On 17 September 2009, 197 days after the murder, Cem Garipoğlu was arrested in Istanbul.

== Legal process ==
After the investigation was completed in November 2009, it was decided that Cem Garipoğlu be tried together with his father under one case, and the trial for the two merged cases started on 26 February 2010. In the case, Münevver Karabulut's mother, father and brother were the complainants, and 7 suspects were tried: Cem Garipoğlu and his father Nida Garipoğlu who were on trial for committing the crime, Cem's mother Makbule Garipoğlu who faced allegations that she had "destroyed the evidence of crime", Cem Garipoğlu's uncle Hayyam Garipoğlu who was suspected of hiding Cem, and finally Habib Kurt, Mehmet Karakayalı, and Ahmet Batur who were alleged to have helped with protecting Cem. After the incident, Garipoğlu's father Nida Garipoğlu had been arrested on charges of helping the murderer, but was eventually released on the grounds that there was enough evidence which proved he had an alibi for the time the crime was being committed. Later on 27 April 2009, Cem Garipoğlu's parents were arrested and his father was detained per curiam. He was released 2 days later at the second hearing of the case.

In their lawsuit, Münevver Karabulut's mother, father and brother demanded a 2 million compensation from Cem Garipoğlu's family.

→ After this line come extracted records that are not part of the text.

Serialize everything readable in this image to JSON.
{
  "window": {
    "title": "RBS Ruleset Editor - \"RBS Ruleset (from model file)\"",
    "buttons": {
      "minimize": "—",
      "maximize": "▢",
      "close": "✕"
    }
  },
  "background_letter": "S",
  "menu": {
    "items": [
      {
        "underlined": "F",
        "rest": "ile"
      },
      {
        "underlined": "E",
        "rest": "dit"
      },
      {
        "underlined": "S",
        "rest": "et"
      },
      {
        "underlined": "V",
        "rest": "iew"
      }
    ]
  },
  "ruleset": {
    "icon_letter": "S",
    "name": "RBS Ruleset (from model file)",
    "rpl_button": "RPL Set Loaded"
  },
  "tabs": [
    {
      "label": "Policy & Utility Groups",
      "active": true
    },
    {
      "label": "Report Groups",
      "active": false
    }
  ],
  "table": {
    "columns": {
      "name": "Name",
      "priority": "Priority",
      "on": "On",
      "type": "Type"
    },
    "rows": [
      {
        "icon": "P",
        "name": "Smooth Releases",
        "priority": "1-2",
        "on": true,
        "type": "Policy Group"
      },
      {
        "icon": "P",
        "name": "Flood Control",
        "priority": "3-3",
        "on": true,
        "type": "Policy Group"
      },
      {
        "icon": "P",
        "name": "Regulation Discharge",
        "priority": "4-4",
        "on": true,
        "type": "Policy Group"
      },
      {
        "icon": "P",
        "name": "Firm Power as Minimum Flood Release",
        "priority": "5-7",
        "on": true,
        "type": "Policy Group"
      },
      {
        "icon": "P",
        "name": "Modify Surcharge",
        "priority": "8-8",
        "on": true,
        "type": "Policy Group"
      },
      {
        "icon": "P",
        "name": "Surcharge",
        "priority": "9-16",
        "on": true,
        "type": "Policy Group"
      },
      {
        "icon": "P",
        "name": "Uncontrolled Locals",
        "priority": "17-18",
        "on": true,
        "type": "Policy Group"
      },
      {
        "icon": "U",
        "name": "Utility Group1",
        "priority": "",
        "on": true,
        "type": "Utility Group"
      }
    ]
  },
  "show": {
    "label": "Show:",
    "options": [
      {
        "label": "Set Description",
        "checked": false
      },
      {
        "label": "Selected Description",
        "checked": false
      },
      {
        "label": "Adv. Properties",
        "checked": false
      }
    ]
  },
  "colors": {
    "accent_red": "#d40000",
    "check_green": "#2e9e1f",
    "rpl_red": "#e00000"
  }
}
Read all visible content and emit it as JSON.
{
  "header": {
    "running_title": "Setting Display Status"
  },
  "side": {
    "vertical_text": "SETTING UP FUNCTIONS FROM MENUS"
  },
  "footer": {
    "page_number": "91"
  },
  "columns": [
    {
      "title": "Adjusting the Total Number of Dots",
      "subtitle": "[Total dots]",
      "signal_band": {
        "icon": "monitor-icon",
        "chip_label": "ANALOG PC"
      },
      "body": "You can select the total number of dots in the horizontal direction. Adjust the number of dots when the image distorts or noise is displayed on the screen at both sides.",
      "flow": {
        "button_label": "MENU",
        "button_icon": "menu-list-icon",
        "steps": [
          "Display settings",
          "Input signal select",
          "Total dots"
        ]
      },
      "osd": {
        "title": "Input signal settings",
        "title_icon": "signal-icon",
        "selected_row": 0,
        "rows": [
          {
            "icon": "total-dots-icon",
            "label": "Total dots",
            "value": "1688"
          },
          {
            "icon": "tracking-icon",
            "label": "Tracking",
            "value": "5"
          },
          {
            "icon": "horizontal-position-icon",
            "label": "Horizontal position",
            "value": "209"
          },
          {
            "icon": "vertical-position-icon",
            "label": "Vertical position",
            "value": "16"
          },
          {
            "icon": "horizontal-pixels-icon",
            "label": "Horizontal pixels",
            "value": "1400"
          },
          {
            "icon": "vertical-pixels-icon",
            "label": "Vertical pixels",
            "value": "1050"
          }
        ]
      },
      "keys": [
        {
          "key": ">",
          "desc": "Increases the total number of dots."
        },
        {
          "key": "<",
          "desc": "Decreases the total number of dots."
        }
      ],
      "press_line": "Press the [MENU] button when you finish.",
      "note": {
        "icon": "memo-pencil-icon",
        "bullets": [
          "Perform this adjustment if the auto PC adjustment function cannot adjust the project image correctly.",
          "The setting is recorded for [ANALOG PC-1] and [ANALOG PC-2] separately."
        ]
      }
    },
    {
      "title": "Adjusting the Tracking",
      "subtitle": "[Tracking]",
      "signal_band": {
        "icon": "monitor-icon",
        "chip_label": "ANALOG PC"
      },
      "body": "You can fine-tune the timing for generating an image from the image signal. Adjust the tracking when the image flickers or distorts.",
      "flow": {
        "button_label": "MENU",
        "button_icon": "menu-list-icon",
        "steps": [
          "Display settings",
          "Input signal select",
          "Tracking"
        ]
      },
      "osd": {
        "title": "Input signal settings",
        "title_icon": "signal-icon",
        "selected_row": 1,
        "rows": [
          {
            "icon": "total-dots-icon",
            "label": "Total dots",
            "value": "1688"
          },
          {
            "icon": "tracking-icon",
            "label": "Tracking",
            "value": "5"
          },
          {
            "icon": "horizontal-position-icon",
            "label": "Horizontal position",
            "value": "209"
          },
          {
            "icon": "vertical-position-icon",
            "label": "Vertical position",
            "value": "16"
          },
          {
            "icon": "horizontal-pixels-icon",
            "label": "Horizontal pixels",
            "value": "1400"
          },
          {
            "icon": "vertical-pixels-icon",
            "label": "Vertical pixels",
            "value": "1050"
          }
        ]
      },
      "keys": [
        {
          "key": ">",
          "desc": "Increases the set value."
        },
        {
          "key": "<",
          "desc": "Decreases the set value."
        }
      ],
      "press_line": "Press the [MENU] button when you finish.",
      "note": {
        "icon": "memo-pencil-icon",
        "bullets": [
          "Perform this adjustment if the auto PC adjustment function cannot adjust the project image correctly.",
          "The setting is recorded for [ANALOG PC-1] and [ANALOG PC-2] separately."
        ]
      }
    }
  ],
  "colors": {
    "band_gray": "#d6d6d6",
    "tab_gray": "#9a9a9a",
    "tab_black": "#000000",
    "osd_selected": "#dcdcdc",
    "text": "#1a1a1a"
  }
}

On April 16, 2011, the Karabulut family filed a motion for recusal of the presiding judge, Mevlüt Bayraktaroğlu, on the grounds that he had acquitted the defendant Hayyam Gariboğlu in a fraudulent bankruptcy case 16 years earlier. Following this, presiding judge Mevlüt Bayraktaroğlu decided to withdraw from the case.
=== Verdict ===
On the 18 November 2011, Cem Garipoğlu was sentenced to 24 years in prison. His mother and uncle were each sentenced to 3 years in prison, while his father was acquitted. In another lawsuit for negligence in the work of the forensic medicine institution and three forensic officers, two doctors and one autopsy technician, were tried. The autopsy technician was sentenced to 5 months imprisonment for neglecting in his duties while doctors were acquitted.

=== Claim for damages ===
Following the conclusion of the main case, the Karabulut family's lawsuit against Cem Garipoğlu's family for pecuniary and non-pecuniary damages concluded on 8 October 2013. At the end of the case, it was decided that the Garipoğlu family would pay the Karabulut family 37,500 for pecuniary damages and 1,250,000 for non-pecuniary damages.
== Death of Cem Garipoğlu ==
Garipoğlu went to prison and on October 10, 2014, committed suicide in his three-person cell, where he was held alone, using a rope and a plastic bag. Following his death, numerous conspiracy theories emerged. Claims such as that he didn't actually die but was kidnapped, and that his learning Chinese in his cell indicated he was preparing to flee to China, were frequently discussed. An Instagram post by Garipoğlu's sister brought the murder back into the spotlight. In the photo, all of Garipoğlu's siblings and mother were seen smiling while sitting on the couch which was in the murder scene. This post further strengthened suspicions surrounding Garipoğlu's death. Münevver's father, Süreyya Karabulut, stated that the photo disturbed him and increased his suspicions.

On May 1, 2024, several photographs from Garipoğlu's autopsy were released. On October 3, 2024, Garipoğlu's grave was opened at the request of the Karabulut family. The remains were exhumed and sent to the Forensic Medicine Institute for DNA analysis to determine their identity. Following the examination, it was announced that the remains belonged to Garipoğlu.